There are circumstances when an emphasis on setting money aside first makes sense. Perhaps the most enticing option involves workplace retirement savings programs, such as 401ks and, for public sector employees, 403b plans.

The case boils down to a series of advantages. First, with workplace savings programs, funds are withdrawn before they’re considered employee income, which provides a return via tax savings. Prioritizing savings becomes all the more attractive if there’s an employer match added on.

And, with so many Americans facing retirement with inadequate savings, ramping up your own retirement program as much as possible can make debt paydown less of an immediate necessity — or, by the same token, more viable.

“In many cases, the employer matches, which may help give the employee a significant first year rate of return on their contribution,” said P. Jeffrey Christakos of Westfield Wealth Management. “The investment grows tax deferred and there is an initial tax deduction for the contribution. The tax savings can be used to increase the contribution or be applied to a debt payment.”

The choice

If the decision between saving and debt paydown seems irreconcilable, there’s always the option of doing both at the same time. As Portland, Oregon, financial planner Glen Clemans explained, exclusive focus on debt paydown can rob investors of years of valuable retirement savings compounding.
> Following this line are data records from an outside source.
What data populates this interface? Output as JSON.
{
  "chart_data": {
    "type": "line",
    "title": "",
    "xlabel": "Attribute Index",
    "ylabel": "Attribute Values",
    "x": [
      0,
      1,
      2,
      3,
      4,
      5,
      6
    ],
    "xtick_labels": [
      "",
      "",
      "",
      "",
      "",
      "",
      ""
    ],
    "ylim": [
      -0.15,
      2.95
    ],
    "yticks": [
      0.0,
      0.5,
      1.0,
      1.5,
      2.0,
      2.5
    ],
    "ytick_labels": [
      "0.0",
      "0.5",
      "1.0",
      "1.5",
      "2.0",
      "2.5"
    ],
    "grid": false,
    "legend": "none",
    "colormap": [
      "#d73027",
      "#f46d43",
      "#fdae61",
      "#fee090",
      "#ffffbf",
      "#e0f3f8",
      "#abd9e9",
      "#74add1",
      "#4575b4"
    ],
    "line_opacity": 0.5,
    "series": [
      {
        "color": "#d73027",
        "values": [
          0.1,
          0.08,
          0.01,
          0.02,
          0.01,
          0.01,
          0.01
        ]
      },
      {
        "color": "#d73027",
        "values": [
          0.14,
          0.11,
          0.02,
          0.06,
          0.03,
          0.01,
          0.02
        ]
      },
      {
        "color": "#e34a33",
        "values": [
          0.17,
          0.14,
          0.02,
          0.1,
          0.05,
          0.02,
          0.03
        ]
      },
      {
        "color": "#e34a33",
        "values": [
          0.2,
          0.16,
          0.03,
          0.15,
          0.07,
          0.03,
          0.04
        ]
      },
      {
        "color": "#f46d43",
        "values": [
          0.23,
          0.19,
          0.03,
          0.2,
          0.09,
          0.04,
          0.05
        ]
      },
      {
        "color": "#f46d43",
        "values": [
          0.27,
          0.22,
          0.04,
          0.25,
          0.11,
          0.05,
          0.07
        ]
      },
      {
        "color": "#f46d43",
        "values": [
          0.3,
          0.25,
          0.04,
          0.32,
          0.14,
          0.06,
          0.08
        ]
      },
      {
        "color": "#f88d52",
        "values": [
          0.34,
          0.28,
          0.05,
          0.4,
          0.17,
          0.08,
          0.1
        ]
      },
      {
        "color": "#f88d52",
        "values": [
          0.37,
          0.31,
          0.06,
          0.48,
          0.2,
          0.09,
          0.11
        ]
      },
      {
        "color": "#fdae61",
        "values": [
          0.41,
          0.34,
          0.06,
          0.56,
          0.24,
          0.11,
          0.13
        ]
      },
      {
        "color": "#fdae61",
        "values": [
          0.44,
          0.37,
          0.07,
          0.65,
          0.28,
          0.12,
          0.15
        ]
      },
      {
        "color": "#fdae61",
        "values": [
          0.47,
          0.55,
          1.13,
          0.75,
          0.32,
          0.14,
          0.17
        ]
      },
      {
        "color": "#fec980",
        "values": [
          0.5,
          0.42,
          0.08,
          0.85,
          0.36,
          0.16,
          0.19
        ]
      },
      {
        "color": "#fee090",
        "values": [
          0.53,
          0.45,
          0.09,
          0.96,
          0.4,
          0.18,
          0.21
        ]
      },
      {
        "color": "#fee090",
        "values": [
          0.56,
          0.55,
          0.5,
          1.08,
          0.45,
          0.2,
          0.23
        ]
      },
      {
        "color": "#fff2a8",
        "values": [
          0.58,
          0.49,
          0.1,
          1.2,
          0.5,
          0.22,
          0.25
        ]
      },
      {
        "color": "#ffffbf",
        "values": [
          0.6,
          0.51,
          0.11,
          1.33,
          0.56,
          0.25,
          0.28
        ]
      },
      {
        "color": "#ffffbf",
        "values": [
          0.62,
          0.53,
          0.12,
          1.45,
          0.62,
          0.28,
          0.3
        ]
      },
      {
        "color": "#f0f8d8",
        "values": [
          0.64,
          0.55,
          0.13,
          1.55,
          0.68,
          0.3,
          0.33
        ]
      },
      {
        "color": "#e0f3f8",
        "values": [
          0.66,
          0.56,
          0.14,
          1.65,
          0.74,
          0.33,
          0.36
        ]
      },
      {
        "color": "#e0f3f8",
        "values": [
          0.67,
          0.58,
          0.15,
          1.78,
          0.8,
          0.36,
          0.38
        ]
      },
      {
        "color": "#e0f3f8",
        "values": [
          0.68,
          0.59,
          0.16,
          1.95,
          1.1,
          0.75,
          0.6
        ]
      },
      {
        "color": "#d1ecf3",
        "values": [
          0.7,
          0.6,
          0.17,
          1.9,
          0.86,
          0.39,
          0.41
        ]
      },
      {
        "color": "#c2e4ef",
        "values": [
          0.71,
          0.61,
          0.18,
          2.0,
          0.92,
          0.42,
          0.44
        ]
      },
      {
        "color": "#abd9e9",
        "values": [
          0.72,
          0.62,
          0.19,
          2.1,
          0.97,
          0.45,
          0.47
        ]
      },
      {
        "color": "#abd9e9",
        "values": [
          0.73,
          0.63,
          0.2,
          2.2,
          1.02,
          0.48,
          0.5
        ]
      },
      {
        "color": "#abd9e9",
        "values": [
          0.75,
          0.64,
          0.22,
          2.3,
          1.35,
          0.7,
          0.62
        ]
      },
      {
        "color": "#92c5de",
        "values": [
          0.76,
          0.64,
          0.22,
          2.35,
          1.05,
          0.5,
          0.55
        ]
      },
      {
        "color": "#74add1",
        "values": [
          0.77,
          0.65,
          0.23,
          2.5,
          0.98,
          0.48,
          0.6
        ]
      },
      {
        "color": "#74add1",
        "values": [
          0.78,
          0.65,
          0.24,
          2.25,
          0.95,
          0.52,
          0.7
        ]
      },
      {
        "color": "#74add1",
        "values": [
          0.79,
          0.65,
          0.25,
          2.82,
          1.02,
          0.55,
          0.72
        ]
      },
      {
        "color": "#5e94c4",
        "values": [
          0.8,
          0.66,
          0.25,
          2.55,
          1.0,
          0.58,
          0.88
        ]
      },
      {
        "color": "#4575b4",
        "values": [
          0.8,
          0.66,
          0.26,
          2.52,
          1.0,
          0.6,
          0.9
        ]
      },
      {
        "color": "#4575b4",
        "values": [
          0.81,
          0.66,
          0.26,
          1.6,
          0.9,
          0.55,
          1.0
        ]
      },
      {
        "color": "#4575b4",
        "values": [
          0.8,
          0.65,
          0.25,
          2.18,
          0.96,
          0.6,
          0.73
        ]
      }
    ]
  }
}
“There are folks who say that you should not be putting any money into retirement until you are out of debt, but I disagree,” he said. “If a person has a plan at work with a match, I generally recommend that they do the matching amount, even if they have debt. Then, I focus on high interest consumer debt first and rank the various items in order of the interest rate. I help them come up with a plan to pay off the debt in a reasonable period of time, depending on income and the level of debt.”

Don’t ignore psychological factors in whatever decisions you make. For many, paying down debt is almost liberating in its appeal. Others — perhaps wary of coming up short financially in retirement — may prefer a greater emphasis on saving.

Still, it never hurts to run some numbers to gain an empirical view of which option offers the most bang for the buck. Here’s one online calculator that allows you to do just that.

“A helpful framework for determining the best course of action is to use the science and art framework, which is simply to run the numbers to see what the math says you should do,” said Cosgriff. “Then work on determining what your personal preferences are. Do you hate debt, even if it’s a super low interest rate? Try to find the middle ground behind balancing what the math says you should do and your personal preferences.”